In this episode, I share a powerful reminder that students come to school carrying far more than backpacks. As Mr. Funky Teacher, Nicholas Kleve, I reflect on the unseen emotional weight many kids bring with them each morning and why recognizing that matters so deeply in our classrooms.

I draw directly from moments described in this episode, including reflections on gratitude, family time, blue skies, and the contrast between visible smiles and invisible struggles. These personal moments ground the conversation and remind us how noticing beauty can steady us, even during heavy seasons.

I connect these ideas to classroom life by unpacking how behavior is communication and why regulated adults are essential for supporting dysregulated children. I talk about trauma-informed teaching, the importance of relationships, and how empathy changes the way we respond to students who are having a hard time.

I close with a message of encouragement for educators to stay present, calm, and compassionate. Our classrooms can be places where students feel safe, seen, and supported, and sometimes the most important lesson we teach is simply that we are not giving up on them.

Show Notes

• Students often carry anxiety, fear, grief, hunger, stress, and pressure that are not visible in the classroom.

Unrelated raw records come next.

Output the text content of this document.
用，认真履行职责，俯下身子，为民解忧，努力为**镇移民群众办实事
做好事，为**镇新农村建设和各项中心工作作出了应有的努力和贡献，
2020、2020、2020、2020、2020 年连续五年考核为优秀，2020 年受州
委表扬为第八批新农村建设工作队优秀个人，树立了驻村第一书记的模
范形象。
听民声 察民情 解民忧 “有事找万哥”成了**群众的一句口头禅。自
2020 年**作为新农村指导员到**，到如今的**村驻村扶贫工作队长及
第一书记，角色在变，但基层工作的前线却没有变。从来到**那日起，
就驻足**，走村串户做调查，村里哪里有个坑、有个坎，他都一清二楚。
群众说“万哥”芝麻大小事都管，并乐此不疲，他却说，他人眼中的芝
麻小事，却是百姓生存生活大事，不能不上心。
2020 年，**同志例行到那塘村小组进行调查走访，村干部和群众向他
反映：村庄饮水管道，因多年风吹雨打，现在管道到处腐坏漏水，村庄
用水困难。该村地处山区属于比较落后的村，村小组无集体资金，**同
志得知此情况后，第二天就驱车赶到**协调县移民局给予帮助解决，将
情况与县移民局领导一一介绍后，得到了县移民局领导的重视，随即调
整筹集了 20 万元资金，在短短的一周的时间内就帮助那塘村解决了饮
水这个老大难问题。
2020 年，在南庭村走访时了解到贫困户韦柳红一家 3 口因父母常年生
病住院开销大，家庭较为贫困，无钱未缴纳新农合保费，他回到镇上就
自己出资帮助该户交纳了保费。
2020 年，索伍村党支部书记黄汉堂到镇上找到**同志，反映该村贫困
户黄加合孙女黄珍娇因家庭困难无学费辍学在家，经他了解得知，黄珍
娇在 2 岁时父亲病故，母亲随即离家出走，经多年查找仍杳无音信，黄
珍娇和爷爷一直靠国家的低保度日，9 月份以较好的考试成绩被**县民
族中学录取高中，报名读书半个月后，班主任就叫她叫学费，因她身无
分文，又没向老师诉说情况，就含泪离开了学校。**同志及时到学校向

• Behavior is communication and often reflects experiences students cannot control.

• Many challenging behaviors are rooted in fear, overwhelm, or a need for connection.

• Regulated adults help dysregulated children feel safe, while dysregulated adults escalate situations.

• Trauma can look like misbehavior through fight, flight, freeze, fawn, or control-seeking responses.

• Relationships are not an extra part of teaching but essential pedagogy.

• Discipline should teach rather than shame and be grounded in empathy.

• Classrooms should prioritize safety, belonging, and regulation before rigor.

Key Takeaways

• Kids are not giving us a hard time, they are having a hard time.

• Behavior should be viewed as a message, not a problem to eliminate.

• Calm, regulated adults create environments where students can learn.

• Trauma-informed teaching is about wisdom, not weakness.

• Students need present, patient, and compassionate teachers, not perfect ones.